Method and device for calculating process variables of an industrial process
A method and a device are provided for calculating in advance the process variables of an industrial process. The method, which consists of at least one empirical model and a core model, is subsequently adapted and optimized using a model that has a partial inverse structure in relation to the core model. The empirical models are optimized by means of adaption or training algorithms, which, in addition to known process parameters, have the empirical variables calculated by the partial inverse core model as basic input variables.
[0001] This application is a continuation of co-pending International Application No. PCT/DE01/04467 filed Nov. 28, 2001 which designates the United States, and claims priority to German application number DE10059567.7 filed Nov. 30, 2000.
FIELD OF THE INVENTION[0002] The invention relates to a process and a device for calculating process variables.
BACKGROUND OF THE INVENTION[0003] In the closed-loop or open-loop control of industrial processes, in particular in the case of installations of the basic materials industry, such as for example steelworks, it is necessary to determine process variables or states in advance, since they are not available at the time at which they are needed in the closed-loop or open-loop control. Furthermore, it is desirable to optimize the calculation of these process variables or states online, i.e. during the production sequence.
[0004] It is common practice to determine process variables with the aid of a model. Before the beginning of each process sequence, known process parameters are used as a basis for calculating in advance required unknown process variables, with which a presetting of the system is performed. During the process sequence, the models used are optimized by means of measured process variables.
[0005] Adaptive models which are used in the process automation of industrial processes often comprise a physical core model. This core model describes the interrelationships which can be described in mathematical-physical terms with sufficient accuracy with the current state of knowledge (DE 43 38 608 A1). Process variables for which no sufficiently accurate mathematical-physical theory exists as yet are today determined by means of empirical models. These empirical models are either set up manually, i.e. during the commissioning of an industrial process installation, or adapted from direct comparison between measured process variables and calculated process variables.
SUMMARY OF THE INVENTION[0006] The object of the invention is to provide a method and device which make it possible to carry out a quick and efficient adaptation of empirical models.
[0007] The object is achieved according to the invention by a method with the following features: determining process parameters, also referred to as empirical variables, from known process parameters in at least one empirical model and determining process variables in a manner dependent on the known process parameters and the empirical variables in a core model, wherein the empirical model is adapted by means of a core model partially inverse with respect to the core model.
[0008] The method according to one embodiment of the invention comprises a core model and one or more empirical models, the empirical models being adapted by a so-called “partial inverse core model”. In the empirical model, process variables for which no adequately accurate mathematical-physical theory is known as yet are calculated. By contrast with the empirical models, in the physical core model only process variables for which the mathematical-physical dependencies are known with sufficient accuracy on the basis of the current state of knowledge are calculated. The input variables of the empirical models, the output variables of which are to be referred to as empirical variables, are known process parameters. The empirical variables and known process parameters are entered into the core model as input variables. In the case of the output variables of the core model, a distinction is made between measurable process variables and other process variables. The model constructed as partially inverse to the core model (referred to as “partial inverse core model” for short) has as input variables a suitable selection of measurable process variables and also all the known parameters entered into the core model. The output variables of the partial inverse core model are the empirical variables already mentioned above.

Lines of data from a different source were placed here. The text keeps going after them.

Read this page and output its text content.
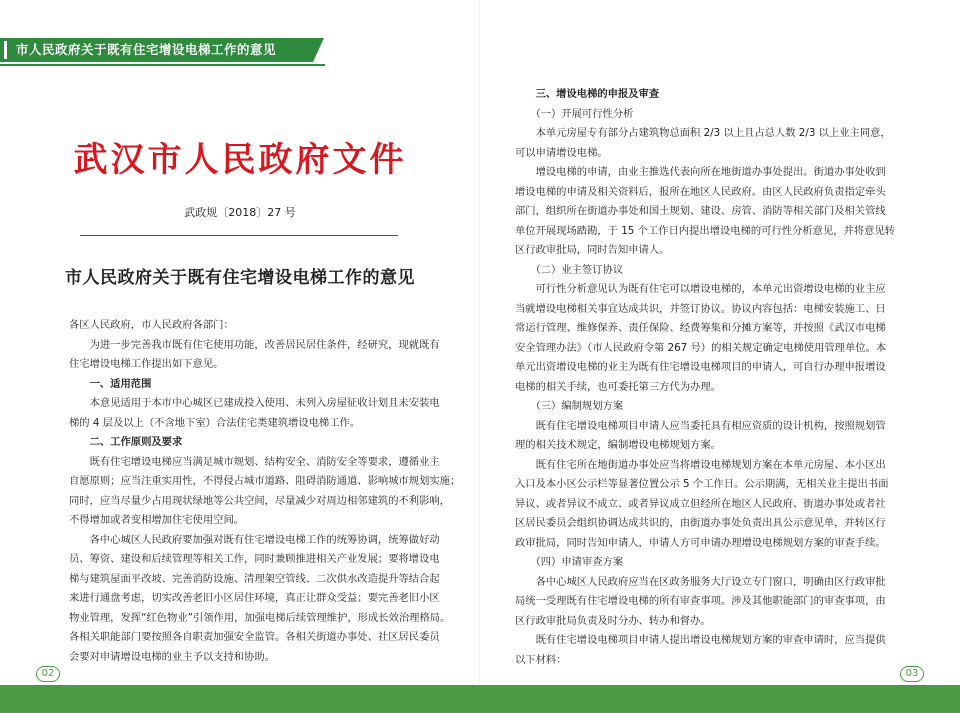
市人民政府关于既有住宅增设电梯工作的意见
武汉市人民政府文件
武政规〔2018〕27 号
市人民政府关于既有住宅增设电梯工作的意见
各区人民政府，市人民政府各部门：
　　为进一步完善我市既有住宅使用功能，改善居民居住条件，经研究，现就既有
住宅增设电梯工作提出如下意见。
　　一、适用范围
　　本意见适用于本市中心城区已建成投入使用、未列入房屋征收计划且未安装电
梯的 4 层及以上（不含地下室）合法住宅类建筑增设电梯工作。
　　二、工作原则及要求
　　既有住宅增设电梯应当满足城市规划、结构安全、消防安全等要求，遵循业主
自愿原则；应当注重实用性，不得侵占城市道路、阻碍消防通道、影响城市规划实施；
同时，应当尽量少占用现状绿地等公共空间，尽量减少对周边相邻建筑的不利影响，
不得增加或者变相增加住宅使用空间。
　　各中心城区人民政府要加强对既有住宅增设电梯工作的统筹协调，统筹做好动
员、筹资、建设和后续管理等相关工作，同时兼顾推进相关产业发展；要将增设电
梯与建筑屋面平改坡、完善消防设施、清理架空管线、二次供水改造提升等结合起
来进行通盘考虑，切实改善老旧小区居住环境，真正让群众受益；要完善老旧小区
物业管理，发挥“红色物业”引领作用，加强电梯后续管理维护，形成长效治理格局。
各相关职能部门要按照各自职责加强安全监管。各相关街道办事处、社区居民委员
会要对申请增设电梯的业主予以支持和协助。
02	03
　　三、增设电梯的申报及审查
　　（一）开展可行性分析
　　本单元房屋专有部分占建筑物总面积 2/3 以上且占总人数 2/3 以上业主同意，
可以申请增设电梯。
　　增设电梯的申请，由业主推选代表向所在地街道办事处提出。街道办事处收到
增设电梯的申请及相关资料后，报所在地区人民政府。由区人民政府负责指定牵头
部门，组织所在街道办事处和国土规划、建设、房管、消防等相关部门及相关管线
单位开展现场踏勘，于 15 个工作日内提出增设电梯的可行性分析意见，并将意见转
区行政审批局，同时告知申请人。
　　（二）业主签订协议
　　可行性分析意见认为既有住宅可以增设电梯的，本单元出资增设电梯的业主应
当就增设电梯相关事宜达成共识，并签订协议。协议内容包括：电梯安装施工、日
常运行管理、维修保养、责任保险、经费筹集和分摊方案等，并按照《武汉市电梯
安全管理办法》（市人民政府令第 267 号）的相关规定确定电梯使用管理单位。本
单元出资增设电梯的业主为既有住宅增设电梯项目的申请人，可自行办理申报增设
电梯的相关手续，也可委托第三方代为办理。
　　（三）编制规划方案
　　既有住宅增设电梯项目申请人应当委托具有相应资质的设计机构，按照规划管
理的相关技术规定，编制增设电梯规划方案。
　　既有住宅所在地街道办事处应当将增设电梯规划方案在本单元房屋、本小区出
入口及本小区公示栏等显著位置公示 5 个工作日。公示期满，无相关业主提出书面
异议、或者异议不成立、或者异议成立但经所在地区人民政府、街道办事处或者社
区居民委员会组织协调达成共识的，由街道办事处负责出具公示意见单，并转区行
政审批局，同时告知申请人，申请人方可申请办理增设电梯规划方案的审查手续。
　　（四）申请审查方案
　　各中心城区人民政府应当在区政务服务大厅设立专门窗口，明确由区行政审批
局统一受理既有住宅增设电梯的所有审查事项。涉及其他职能部门的审查事项，由
区行政审批局负责及时分办、转办和督办。
　　既有住宅增设电梯项目申请人提出增设电梯规划方案的审查申请时，应当提供
以下材料：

[0009] According to an advantageous refinement of the method, the core model and the inverse core model are compatible with each other, apart from numerical rounding errors, and both models are capable of being operated online in respect of computing time. For each measured set of data of measurable process variables, the partial inverse core model can be used to determine exactly (to within the measuring accuracy of the selected measurable process variables) which values the empirical variables should have had at the measuring time in order for the model predictions of the core model to coincide as well as possible with the selected measured values. With this knowledge of the empirical variables at the measuring time, the empirical models can be adapted.
[0010] A further advantageous refinement of the invention is that adaptation of the process variables in the sense of reducing the determined deviation is performed by means of adaptation or training algorithms, such as for example with a gradient descent method.
[0011] The device according to another embodiment of the invention comprises a computing system of an industrial process for calculating unknown process parameters, also referred to as empirical variables, in a manner dependent on known process parameters in at least one empirical model, and for calculating process variables in a manner dependent on the known process parameters and the empirical variables in a core model, the empirical model being adapted by means of a core model which is partially inverse with respect to the core model.
BRIEF DESCRIPTION OF THE DRAWINGS[0012] The invention and further advantages and details are explained in more detail below on the basis of a schematically represented exemplary embodiment in the drawing:
[0013] FIG. 1 shows an example of the configuration according to the invention of an empirical model, a core model and a partial inverse core model.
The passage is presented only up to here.